Elif’in gözleri açıktı.

“Merhaba küçük kahraman,” dedi yumuşakça. “Hastanedesin. Artık güvendesin.”

Elif’in dudakları kıpırdadı.

“Çocuk… iyi mi?”

“Emir mi? Evet, o çok iyi. Hep senin hakkında konuşuyor.”

Elif’in gözlerinden yaşlar süzüldü. Ve o zayıf bedenden çıkan bir fısıltı, Mert’in kalbini paramparça etti:

“Ben… sadece… yardım etmek istedim.”

Bir Baba, İki Çocuk

Elif’in kimliği yoktu. Ne bir nüfus kaydı, ne bir adres. Sosyal hizmetler dosya açtı, ama sonuçsuz kaldı.

Bir sabah, sosyal hizmet görevlisi Leyla Hanım geldi.

“Bu küçük kızın kimsesi yok,” dedi. “İyileşirse çocuk esirgeme kurumuna gidecek.”

Mert masadaki evraklara baktı.

“Hayır. Gitmeyecek. Ben… onu evlat edinmek istiyorum.”

Leyla şaşırdı.

“Beyefendi, bu hemen olacak bir şey değil. Süreçler, incelemeler—”
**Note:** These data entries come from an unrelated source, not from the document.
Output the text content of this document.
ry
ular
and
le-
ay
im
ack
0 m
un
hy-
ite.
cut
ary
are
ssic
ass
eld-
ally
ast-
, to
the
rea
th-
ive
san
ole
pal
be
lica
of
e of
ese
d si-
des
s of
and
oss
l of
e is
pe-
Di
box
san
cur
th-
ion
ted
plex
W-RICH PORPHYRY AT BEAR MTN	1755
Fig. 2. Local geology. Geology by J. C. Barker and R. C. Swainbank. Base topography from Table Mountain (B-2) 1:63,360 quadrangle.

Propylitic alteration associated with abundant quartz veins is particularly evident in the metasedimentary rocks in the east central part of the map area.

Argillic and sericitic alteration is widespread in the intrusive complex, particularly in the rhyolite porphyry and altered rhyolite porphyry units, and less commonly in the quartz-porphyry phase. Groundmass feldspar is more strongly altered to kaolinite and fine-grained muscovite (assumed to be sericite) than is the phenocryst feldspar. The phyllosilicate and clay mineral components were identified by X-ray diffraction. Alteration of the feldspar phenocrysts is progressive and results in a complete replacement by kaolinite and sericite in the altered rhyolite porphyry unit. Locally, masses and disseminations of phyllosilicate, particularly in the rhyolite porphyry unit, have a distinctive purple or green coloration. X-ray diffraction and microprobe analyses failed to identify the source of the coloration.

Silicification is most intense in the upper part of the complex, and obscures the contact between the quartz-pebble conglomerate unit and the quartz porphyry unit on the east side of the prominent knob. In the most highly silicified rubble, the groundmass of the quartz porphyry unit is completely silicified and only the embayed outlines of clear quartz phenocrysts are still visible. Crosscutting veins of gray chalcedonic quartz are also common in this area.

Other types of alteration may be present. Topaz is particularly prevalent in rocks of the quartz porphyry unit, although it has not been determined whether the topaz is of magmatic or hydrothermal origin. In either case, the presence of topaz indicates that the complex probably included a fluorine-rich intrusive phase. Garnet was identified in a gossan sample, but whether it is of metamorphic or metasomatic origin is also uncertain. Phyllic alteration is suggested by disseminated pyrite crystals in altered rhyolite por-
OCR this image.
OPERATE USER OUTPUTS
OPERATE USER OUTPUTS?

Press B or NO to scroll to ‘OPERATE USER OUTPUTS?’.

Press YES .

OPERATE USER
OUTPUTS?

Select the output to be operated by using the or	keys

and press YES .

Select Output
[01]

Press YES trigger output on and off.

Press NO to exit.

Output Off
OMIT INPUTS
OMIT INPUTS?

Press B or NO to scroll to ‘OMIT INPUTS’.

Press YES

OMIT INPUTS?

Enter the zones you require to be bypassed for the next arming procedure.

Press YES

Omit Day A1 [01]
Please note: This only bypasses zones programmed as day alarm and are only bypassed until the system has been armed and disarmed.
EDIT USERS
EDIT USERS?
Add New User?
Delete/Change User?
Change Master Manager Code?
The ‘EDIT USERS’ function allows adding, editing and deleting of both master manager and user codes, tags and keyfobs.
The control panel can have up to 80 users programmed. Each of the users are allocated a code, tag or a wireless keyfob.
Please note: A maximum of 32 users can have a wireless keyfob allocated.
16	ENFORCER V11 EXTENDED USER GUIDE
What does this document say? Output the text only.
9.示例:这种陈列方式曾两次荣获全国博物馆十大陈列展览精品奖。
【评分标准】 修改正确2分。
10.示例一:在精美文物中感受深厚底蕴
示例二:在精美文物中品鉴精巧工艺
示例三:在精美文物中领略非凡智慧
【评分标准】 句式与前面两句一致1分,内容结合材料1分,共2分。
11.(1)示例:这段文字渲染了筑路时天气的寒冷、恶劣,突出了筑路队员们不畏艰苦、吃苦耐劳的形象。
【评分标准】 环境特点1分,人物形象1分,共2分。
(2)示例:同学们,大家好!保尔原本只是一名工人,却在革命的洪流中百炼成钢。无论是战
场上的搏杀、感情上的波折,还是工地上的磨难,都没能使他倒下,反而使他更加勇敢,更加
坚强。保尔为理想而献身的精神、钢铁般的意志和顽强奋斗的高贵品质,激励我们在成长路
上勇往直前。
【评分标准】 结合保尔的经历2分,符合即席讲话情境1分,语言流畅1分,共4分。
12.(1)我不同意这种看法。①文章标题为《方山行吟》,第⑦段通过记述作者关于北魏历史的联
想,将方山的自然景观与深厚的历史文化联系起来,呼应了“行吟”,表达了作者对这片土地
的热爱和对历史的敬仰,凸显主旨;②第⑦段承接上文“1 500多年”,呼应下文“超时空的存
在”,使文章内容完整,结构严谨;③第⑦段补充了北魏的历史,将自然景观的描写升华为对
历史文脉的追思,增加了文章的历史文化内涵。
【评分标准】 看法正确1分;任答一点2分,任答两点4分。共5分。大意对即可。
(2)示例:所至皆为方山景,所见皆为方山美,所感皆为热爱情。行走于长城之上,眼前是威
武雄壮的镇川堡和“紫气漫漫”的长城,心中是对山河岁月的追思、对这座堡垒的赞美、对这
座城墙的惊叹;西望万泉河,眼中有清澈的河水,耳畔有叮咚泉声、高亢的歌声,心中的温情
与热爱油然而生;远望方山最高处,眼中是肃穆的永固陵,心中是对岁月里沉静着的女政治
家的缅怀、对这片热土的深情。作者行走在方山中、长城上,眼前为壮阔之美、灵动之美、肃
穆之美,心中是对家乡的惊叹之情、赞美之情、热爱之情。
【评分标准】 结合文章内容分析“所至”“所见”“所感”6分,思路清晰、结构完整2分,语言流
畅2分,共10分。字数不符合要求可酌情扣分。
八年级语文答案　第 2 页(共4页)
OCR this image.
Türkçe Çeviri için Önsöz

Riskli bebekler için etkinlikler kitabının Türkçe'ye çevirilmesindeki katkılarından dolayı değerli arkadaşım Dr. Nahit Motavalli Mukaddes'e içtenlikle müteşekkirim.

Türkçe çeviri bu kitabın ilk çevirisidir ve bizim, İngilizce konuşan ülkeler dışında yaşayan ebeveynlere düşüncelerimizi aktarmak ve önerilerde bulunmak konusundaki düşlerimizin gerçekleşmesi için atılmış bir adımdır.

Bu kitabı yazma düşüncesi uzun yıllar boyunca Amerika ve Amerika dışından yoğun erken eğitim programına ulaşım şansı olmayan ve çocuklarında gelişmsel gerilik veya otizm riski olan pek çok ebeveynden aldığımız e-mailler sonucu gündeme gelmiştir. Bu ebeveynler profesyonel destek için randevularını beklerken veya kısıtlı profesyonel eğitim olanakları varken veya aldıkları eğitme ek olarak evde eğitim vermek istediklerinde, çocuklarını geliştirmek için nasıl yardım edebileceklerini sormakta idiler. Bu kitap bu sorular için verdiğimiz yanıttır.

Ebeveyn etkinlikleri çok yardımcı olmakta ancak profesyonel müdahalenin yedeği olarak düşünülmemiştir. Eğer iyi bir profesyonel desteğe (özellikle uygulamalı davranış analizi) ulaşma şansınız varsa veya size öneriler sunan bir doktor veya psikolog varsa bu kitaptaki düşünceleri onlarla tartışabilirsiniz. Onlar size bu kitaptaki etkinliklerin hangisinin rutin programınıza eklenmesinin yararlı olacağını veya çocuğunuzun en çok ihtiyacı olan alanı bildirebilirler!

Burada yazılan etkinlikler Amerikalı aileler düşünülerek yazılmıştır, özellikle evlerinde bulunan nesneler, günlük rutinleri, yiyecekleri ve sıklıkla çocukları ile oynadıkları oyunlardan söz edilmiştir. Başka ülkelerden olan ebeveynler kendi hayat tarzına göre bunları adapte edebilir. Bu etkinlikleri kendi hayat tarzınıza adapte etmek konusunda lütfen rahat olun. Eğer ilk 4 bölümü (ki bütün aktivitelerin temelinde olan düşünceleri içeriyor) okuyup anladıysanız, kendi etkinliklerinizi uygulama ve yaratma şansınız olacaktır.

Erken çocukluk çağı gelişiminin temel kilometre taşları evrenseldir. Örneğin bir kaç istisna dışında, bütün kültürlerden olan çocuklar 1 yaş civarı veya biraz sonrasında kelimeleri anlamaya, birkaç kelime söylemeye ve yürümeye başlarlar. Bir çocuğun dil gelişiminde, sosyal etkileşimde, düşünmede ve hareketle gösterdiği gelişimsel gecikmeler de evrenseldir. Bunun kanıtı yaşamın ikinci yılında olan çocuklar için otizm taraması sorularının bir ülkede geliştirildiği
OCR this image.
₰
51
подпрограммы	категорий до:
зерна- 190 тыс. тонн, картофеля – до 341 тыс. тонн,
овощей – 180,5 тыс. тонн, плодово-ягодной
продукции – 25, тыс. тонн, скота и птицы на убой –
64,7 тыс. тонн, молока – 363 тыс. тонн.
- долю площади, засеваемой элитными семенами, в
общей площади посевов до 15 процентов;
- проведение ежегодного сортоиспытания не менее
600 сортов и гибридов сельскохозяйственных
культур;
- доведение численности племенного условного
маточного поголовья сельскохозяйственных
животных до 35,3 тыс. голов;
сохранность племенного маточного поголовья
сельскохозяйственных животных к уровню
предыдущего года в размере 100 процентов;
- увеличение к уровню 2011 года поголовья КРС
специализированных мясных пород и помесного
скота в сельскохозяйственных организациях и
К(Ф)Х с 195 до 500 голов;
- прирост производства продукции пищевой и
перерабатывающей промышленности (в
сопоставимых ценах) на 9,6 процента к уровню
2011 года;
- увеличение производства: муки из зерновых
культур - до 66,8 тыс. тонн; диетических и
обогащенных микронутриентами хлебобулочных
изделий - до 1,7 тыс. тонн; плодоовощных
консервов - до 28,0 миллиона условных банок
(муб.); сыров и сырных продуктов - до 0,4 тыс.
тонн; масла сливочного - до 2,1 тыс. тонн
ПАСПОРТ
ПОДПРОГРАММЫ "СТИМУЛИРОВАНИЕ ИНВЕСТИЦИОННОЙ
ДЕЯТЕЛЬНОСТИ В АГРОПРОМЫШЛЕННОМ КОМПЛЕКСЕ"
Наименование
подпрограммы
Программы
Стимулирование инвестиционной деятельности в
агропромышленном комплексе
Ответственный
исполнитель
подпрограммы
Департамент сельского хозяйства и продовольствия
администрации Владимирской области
“Benim zamanım var. Param da var. Ama en önemlisi, bir oğlum var. Emir onsuz uyuyamıyor.”

Leyla durdu.

“Neden?”

Mert gözlerini yere indirdi.

“Çünkü o küçük kız, fırtınanın ortasında bize inancı geri verdi. Ben üç yıldır sadece çalışıyordum. Ama o bana yeniden kalp verdi.”

Leyla’nın gözleri doldu.

“Peki ya Emir?”

“O zaten kardeşinin adını koydu bile,” dedi Mert gülümseyerek.
“Elif.”

Yeni Bir Sabah

Üç hafta sonra, İstanbul’da güneş doğduğunda, Mert’in Boğaz manzaralı evinin bahçesinde iki çocuk vardı.
Emir sandalyesinde, Elif yanında oturuyordu. Ellerinde oyuncak bir tekne vardı.

“Bak,” dedi Emir, “artık bu senin.”

“Hayır,” dedi Elif gülümseyerek. “Bizim.”

Mert, terastan onları izledi. Gözlerinde o eski boşluk yoktu artık.

“Selin,” diye fısıldadı gökyüzüne, “Senin yerini kimse alamaz. Ama belki… bu iki kalp birlikte benimkini iyileştirir.”

Rüzgâr hafifçe esti. Boğaz’ın sularında güneşin ışığı parladı.

Ve o an Mert, ilk defa üç yıldır unuttuğu bir şeyi hissetti: barış.